Six years into this mothering gig and I’m a ragged new version of my old self. The wear-and-tear of rearing a strong-willed child etching a forever imprint upon my heart, though you recognize it by the wrinkles and fatigue, is taking it’s toll.
As a natural born people pleasing extrovert I wasn’t prepared to feel a need to crawl into a hole and retreat. I use to like being around people and interacting with them, but with my life is on display everywhere, because parenting isn’t something you can shelf and world changing kids make themselves known everywhere, home is a safe manageable space.
But life isn’t safe and we cannot manage a tail-spinning world to our satisfaction.
As mothers, it is our responsibility to teach our children to forage, survive and learn to thrive in the ever-changing world around them.
So we go.
Because we are learning, a necessary skill we will take to our grave.
And there are the days, like the other day when we ventured to the pool where opportunities to practice abound.
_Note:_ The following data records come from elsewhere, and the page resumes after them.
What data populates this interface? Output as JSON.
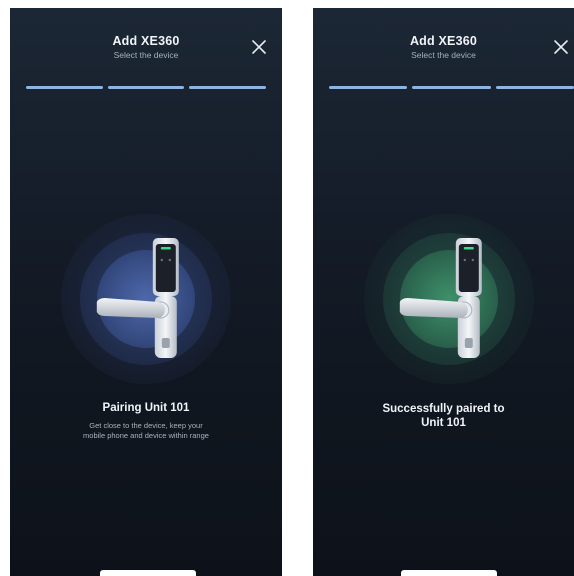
{
  "screens": [
    {
      "header": {
        "title": "Add XE360",
        "subtitle": "Select the device"
      },
      "close_icon": "close-icon",
      "progress": {
        "segments": 3,
        "completed": 3
      },
      "status": {
        "title": "Pairing Unit 101",
        "description_line1": "Get close to the device, keep your",
        "description_line2": "mobile phone and device within range"
      },
      "glow_color": "#5f7dcd"
    },
    {
      "header": {
        "title": "Add XE360",
        "subtitle": "Select the device"
      },
      "close_icon": "close-icon",
      "progress": {
        "segments": 3,
        "completed": 3
      },
      "status": {
        "title_line1": "Successfully paired to",
        "title_line2": "Unit 101"
      },
      "glow_color": "#50b982"
    }
  ],
  "colors": {
    "progress": "#8fb4e2",
    "background": "#141c28",
    "led": "#3ddc84"
  }
}
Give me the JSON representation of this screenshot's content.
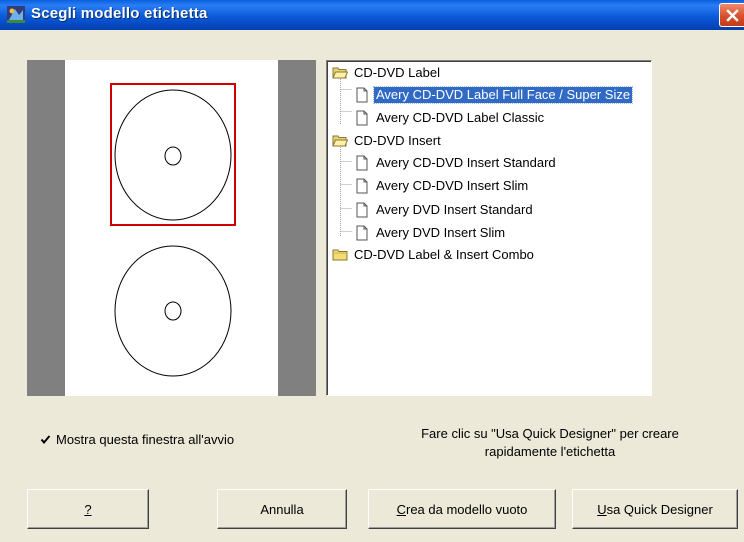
{
  "window": {
    "title": "Scegli modello etichetta",
    "title_icon": "app-icon",
    "close_icon": "close-icon"
  },
  "tree": {
    "groups": [
      {
        "label": "CD-DVD Label",
        "icon": "folder-open-icon",
        "items": [
          {
            "label": "Avery CD-DVD Label Full Face / Super Size",
            "selected": true,
            "icon": "document-icon"
          },
          {
            "label": "Avery CD-DVD Label Classic",
            "icon": "document-icon"
          }
        ]
      },
      {
        "label": "CD-DVD Insert",
        "icon": "folder-open-icon",
        "items": [
          {
            "label": "Avery CD-DVD Insert Standard",
            "icon": "document-icon"
          },
          {
            "label": "Avery CD-DVD Insert Slim",
            "icon": "document-icon"
          },
          {
            "label": "Avery DVD Insert Standard",
            "icon": "document-icon"
          },
          {
            "label": "Avery DVD Insert Slim",
            "icon": "document-icon"
          }
        ]
      },
      {
        "label": "CD-DVD Label & Insert Combo",
        "icon": "folder-closed-icon",
        "items": []
      }
    ]
  },
  "options": {
    "show_on_startup_label": "Mostra questa finestra all'avvio",
    "show_on_startup_checked": true
  },
  "hint": {
    "line1": "Fare clic su \"Usa Quick Designer\" per creare",
    "line2": "rapidamente l'etichetta"
  },
  "buttons": {
    "help": {
      "mnemonic": "?",
      "rest": ""
    },
    "cancel": {
      "label": "Annulla"
    },
    "blank": {
      "mnemonic": "C",
      "rest": "rea da modello vuoto"
    },
    "quick": {
      "mnemonic": "U",
      "rest": "sa Quick Designer"
    }
  },
  "colors": {
    "title_bar": "#0a5fe0",
    "selection": "#316ac5",
    "label_outline": "#d00000",
    "dialog_bg": "#ece9d8"
  }
}
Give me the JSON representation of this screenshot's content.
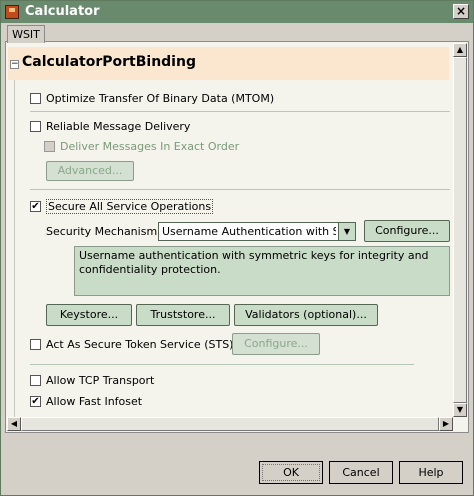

Reminding my son to be considerate of the man enjoying the rise of summer on the nearby chaise after a cannonball only to turn and correct my daughters screech-whining I refuse to grow accustomed to, I held my breath as the man walked in my direction.
“Your doing a good job mom,” a smile sweeping across the man’s mature face.
Unrequested tears flooded my eyes and my heart felt like it had taken the first dose of an antibiotic.
Then he said more, “I work with kids everyday and you’re doing great! Keep up the good work!”
The work of a mother is largely in solitude with no immediate gauge of success because the need for training is constant. But this man reminded me of a deeper need to step back and admire the work God is doing in our lives. We will flounder when our focus is solely on the work at hand, when we don’t look to what God has been creating in us through the process.
Though it seems we are the featured performers by nature of being a parent, we are only a tool for His handiwork. When you’d rather be my neighbor in solitude, take heart and venture out. And while out, shift the focus from the too long to-do list of child rearing and find rest in the faithfulness of our Creator. With our diligent steps, He is faithful to chisel, sand and smooth His work in both our hearts and our children’s.